Thursday, July 05, 2007

My friend and colleague Sean Boisen, who blogs at the aptly-named Blogoshas called me out.

Sean is thinking about (and doing -- trust me!) all sorts of cool stuff, but one that he's working on that you can read about has to do with the way that Bible references are indexed on the web. The idea is to use a "microformat" to, in a semi-consistent manner, note where Bible references are cited so that web crawlers can parse the references in a somewhat standard way.

If this sounds groovy to you, then check out Sean's initial post. If you're really interested, you can see an overview and a more formal spec he's been working on as well.

My own initial response: Sure, mostly. My primary sticking point (which is now null and void, see 'update' below) is/will be with a canonical list of supported names. I'd recommend preferred names but include a list of aliases (alternates) for all abbreviations. I think this is necessary for ease of adoption. Instead of forcing the tagger/blogger/whatever to use the proper abbreviation, the app/crawler that is processing Bible refs in the citation standard should deal with that conversion.

To illustrate my point, let me show you how I make Bible refs hot (like this one, 1Ti 2.3-6) here at ricoblog.

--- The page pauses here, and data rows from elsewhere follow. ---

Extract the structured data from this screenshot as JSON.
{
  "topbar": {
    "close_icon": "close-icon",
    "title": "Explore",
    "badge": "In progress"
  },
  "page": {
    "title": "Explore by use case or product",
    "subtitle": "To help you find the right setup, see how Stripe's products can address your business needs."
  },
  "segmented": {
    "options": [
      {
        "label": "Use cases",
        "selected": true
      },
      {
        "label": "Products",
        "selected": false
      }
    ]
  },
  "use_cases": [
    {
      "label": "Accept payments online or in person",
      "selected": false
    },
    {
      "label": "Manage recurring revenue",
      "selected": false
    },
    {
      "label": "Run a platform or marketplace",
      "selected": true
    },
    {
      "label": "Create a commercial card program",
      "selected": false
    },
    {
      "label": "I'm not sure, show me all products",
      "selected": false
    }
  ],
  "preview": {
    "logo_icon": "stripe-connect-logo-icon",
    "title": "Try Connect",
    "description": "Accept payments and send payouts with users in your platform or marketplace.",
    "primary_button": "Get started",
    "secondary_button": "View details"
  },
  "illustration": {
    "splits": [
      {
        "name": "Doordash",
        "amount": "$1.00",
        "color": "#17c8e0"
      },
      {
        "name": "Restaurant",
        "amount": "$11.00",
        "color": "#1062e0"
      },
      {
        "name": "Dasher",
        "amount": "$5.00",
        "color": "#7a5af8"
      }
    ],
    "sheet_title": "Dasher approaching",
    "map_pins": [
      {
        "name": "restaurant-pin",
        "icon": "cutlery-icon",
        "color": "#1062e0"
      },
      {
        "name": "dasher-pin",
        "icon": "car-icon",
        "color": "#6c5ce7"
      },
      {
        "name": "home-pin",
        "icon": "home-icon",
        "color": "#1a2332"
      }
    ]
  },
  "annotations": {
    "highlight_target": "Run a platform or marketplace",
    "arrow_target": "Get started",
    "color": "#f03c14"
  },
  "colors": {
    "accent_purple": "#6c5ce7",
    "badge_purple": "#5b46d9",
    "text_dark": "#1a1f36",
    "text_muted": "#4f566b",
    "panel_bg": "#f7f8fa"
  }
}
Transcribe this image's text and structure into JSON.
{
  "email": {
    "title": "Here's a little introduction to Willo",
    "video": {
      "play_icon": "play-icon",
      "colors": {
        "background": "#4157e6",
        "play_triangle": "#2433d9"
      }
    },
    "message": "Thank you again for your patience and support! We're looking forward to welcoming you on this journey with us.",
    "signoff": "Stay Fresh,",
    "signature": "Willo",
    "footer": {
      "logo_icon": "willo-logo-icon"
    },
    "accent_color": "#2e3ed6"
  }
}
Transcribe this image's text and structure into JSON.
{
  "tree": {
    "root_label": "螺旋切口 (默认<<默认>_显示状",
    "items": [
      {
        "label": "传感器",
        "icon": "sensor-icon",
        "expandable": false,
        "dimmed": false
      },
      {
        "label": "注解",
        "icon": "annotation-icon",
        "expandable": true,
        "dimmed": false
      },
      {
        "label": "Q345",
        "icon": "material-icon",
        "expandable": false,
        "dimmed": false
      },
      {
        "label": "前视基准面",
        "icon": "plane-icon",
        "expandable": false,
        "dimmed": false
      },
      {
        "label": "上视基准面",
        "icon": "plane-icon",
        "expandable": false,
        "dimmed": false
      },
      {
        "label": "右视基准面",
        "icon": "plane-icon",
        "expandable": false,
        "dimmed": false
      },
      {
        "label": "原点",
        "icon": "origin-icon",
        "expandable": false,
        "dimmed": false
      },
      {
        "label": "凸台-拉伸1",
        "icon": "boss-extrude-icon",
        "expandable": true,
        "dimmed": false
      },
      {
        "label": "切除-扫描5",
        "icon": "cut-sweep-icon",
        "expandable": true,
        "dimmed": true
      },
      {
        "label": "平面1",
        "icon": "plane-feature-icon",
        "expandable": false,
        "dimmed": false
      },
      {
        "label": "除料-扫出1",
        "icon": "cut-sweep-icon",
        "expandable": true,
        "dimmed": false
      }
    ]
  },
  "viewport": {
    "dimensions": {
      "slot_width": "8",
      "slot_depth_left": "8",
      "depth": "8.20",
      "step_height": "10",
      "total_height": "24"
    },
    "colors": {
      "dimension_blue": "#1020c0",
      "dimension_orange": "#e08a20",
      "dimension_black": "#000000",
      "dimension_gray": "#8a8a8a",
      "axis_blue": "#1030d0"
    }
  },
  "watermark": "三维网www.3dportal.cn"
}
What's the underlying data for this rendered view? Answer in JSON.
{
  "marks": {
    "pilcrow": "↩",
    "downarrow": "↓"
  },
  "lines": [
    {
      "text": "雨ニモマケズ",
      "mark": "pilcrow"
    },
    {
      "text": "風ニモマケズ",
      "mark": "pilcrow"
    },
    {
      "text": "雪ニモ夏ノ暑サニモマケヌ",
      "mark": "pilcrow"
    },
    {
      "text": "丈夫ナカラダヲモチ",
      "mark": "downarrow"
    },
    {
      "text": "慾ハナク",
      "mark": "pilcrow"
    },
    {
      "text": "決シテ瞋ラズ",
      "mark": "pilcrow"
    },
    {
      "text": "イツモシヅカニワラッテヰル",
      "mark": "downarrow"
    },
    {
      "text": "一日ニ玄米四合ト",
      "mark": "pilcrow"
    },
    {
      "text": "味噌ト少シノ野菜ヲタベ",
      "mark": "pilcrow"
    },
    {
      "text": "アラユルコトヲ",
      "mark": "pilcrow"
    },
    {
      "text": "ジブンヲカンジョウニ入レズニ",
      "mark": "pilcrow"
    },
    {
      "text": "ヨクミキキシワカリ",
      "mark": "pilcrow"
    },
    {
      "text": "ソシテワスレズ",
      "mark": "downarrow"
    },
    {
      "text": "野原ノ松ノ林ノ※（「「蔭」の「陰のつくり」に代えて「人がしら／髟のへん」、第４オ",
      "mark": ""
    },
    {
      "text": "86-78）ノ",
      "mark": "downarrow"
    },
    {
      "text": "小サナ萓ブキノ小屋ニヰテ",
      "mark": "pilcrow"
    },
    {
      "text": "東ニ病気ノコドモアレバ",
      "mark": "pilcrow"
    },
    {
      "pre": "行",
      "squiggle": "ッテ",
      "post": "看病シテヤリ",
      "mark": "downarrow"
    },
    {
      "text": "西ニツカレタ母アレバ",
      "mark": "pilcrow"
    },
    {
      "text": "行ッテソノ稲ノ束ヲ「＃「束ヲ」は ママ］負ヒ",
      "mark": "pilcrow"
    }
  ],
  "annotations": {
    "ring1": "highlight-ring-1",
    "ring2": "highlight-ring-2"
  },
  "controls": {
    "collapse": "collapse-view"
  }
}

The blog software I use (dasBlog) supports a concept of text macros that are essentially regular expressions. This allows me to change something like this: $esv[1Ti 2.3-6] (only I use parens instead of brackets) into something that jumps to the ref: 1Ti 2.3-6. The software itself expands the macro as it processes the page display (or the RSS feed, or whatever). Now, if I was on top of my game, I could write a component for dasBlog in C# that would isolate references in context, or that would 'canonicalize' tagged references in post text. But that's something I don't want to do. Why? Because it is hard, not easy, and I have other hard things I'd rather do.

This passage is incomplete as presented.